You need to know what your batch size limit is, to determine how full the batches that DBWR is writing are. If they are full, or close to full, then there will clearly be benefit in raising the limit. To determine the size of the batches being written, you should divide the physical writes statistic, which is the number of blocks written, by the write requests statistic, which is the number of batches written. These statistics are found in v$sysstat. Even when the actual batches written are well short of the limit on average, experience shows that increasing the batch size limit does increase the average batch size and help to reduce free buffer waits.

To set the DBWR batch size limit implicitly, you should set db_files slightly higher than the number of datafiles in use, and adjust db_file_simultaneous_writes as required.

Tuning the Checkpoint Batch Size Limit

You may also have read about the db_block_checkpoint_batch parameter, which sets the maximum number of blocks in a batch that can be devoted to checkpointing. This parameter defaults to just 8 blocks, despite a documentation error that persisted through to version 7.2, saying that it was a quarter of the write batch size limit.
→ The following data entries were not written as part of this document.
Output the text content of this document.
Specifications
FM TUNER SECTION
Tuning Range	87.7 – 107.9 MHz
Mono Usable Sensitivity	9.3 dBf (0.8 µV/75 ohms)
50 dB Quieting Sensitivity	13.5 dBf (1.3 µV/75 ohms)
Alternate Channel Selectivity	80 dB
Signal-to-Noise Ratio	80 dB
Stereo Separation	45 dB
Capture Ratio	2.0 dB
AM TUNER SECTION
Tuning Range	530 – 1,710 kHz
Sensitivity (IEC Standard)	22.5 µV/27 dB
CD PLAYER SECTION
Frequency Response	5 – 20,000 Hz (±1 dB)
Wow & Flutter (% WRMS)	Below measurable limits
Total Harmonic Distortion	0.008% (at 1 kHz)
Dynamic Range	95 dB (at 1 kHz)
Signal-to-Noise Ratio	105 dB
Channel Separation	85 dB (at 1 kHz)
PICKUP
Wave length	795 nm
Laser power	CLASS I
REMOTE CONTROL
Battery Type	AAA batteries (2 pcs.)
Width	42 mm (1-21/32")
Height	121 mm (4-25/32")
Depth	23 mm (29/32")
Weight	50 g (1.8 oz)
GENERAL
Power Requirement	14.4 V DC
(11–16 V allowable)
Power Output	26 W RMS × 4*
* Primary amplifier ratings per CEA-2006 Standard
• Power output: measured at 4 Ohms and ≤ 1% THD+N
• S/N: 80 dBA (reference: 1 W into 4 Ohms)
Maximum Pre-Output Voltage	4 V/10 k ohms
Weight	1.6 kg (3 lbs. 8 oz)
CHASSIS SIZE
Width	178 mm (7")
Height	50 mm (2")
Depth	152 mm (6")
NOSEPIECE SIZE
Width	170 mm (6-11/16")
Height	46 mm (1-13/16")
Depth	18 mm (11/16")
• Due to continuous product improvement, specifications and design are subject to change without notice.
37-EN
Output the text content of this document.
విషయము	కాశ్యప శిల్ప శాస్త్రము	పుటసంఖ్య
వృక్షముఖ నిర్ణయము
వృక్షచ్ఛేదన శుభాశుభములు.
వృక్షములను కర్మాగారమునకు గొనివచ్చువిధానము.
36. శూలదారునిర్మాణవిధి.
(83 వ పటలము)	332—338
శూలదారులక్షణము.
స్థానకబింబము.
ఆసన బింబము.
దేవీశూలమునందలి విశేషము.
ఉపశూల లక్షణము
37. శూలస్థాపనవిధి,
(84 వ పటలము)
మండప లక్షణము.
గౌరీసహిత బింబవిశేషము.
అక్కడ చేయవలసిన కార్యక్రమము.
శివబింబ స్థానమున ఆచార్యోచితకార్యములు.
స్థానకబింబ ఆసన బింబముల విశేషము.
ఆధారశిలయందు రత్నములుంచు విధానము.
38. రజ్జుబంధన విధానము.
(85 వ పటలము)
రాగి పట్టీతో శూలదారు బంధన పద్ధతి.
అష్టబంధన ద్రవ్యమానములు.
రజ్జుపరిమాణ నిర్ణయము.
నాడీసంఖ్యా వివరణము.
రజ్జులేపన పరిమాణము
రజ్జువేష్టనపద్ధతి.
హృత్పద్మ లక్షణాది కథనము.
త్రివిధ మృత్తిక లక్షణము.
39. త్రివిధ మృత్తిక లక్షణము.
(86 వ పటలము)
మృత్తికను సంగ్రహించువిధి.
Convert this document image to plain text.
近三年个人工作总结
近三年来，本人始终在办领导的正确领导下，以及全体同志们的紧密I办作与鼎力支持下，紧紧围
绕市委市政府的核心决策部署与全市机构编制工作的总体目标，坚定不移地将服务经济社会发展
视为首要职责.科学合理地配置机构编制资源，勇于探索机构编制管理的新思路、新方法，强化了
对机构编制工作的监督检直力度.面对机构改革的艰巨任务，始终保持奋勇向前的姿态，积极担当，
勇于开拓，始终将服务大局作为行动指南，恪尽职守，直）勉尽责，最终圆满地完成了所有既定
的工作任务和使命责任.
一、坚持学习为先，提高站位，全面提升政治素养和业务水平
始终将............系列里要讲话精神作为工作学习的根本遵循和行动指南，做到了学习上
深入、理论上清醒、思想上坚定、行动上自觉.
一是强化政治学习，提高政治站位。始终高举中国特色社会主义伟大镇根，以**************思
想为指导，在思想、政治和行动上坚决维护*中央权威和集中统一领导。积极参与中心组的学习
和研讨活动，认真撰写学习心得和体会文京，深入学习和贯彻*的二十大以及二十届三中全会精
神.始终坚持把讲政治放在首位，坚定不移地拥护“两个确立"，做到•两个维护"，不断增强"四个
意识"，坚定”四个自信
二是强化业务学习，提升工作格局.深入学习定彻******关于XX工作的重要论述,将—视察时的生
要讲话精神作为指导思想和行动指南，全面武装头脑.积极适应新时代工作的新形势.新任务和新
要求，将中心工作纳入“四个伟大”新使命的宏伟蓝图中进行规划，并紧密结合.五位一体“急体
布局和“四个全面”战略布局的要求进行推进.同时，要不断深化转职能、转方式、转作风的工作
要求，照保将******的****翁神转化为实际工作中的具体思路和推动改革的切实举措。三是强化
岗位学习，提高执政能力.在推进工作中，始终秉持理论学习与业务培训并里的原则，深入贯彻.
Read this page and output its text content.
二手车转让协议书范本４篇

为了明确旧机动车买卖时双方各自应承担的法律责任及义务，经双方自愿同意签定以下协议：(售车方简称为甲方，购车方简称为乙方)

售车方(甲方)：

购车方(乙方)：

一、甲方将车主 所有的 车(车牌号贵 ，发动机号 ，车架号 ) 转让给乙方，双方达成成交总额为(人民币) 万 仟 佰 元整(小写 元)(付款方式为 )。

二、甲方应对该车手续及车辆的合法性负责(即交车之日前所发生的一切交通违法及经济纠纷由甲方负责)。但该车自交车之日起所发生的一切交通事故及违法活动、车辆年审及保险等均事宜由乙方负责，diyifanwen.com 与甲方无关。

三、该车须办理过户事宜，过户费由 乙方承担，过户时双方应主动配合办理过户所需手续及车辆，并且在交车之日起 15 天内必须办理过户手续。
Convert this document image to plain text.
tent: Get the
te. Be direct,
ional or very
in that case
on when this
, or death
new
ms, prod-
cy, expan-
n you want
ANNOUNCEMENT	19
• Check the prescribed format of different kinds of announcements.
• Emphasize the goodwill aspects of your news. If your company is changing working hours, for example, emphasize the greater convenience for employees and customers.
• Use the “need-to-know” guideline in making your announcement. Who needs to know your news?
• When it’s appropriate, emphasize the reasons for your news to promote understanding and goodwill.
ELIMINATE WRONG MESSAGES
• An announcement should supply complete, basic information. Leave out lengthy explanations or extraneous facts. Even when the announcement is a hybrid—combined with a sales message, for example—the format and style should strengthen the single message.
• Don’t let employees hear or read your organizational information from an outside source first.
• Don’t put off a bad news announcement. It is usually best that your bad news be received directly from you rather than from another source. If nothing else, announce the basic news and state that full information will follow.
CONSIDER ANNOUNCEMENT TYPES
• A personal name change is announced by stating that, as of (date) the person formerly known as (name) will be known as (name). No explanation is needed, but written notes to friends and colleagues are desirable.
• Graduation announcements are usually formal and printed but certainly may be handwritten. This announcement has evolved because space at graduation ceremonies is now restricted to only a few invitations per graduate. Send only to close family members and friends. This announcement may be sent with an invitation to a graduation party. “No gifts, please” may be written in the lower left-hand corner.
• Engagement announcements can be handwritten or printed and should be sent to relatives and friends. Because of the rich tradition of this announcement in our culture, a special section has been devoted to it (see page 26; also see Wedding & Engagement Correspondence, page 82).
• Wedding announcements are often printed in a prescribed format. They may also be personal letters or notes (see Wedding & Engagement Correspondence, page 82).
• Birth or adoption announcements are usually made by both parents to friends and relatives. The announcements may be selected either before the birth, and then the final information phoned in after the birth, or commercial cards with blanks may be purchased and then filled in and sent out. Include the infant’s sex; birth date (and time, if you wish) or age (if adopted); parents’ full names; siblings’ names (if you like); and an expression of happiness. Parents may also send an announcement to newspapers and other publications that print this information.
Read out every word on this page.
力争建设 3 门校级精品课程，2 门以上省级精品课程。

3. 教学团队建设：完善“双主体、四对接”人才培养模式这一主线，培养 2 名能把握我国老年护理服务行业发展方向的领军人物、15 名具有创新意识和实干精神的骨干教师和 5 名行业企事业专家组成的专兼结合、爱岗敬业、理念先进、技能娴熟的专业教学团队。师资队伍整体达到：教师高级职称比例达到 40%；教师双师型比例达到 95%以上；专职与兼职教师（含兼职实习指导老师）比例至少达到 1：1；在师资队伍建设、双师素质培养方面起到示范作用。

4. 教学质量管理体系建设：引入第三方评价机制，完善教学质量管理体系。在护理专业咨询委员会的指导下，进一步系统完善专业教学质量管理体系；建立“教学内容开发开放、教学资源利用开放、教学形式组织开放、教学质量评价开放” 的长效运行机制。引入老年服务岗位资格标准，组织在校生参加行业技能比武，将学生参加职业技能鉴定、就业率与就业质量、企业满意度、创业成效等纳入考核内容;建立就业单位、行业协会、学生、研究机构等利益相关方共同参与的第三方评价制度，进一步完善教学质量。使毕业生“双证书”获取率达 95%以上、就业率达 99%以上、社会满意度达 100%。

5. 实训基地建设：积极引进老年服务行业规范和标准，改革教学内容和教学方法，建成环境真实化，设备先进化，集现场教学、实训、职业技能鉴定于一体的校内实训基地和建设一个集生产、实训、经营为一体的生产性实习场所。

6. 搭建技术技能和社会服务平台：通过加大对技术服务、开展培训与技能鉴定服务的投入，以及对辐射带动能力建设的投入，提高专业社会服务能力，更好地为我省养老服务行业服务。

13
It is sometimes recommended to set this parameter equal to the write batch size limit. The objective is to make checkpoints as fast as possible, but the speed of checkpoints is really not that important. Foreground processes only wait for checkpoints if a log switch checkpoint has not yet been completed by the time it is necessary to switch back into that online log file, or if the checkpoint is needed to write any cached, dirty blocks from a segment that has been dropped or truncated. The first case is evidence of a gross tuning error that should be corrected by other means, and in the second case a fast checkpoint is performed, and so the checkpoint batch size limit does not apply.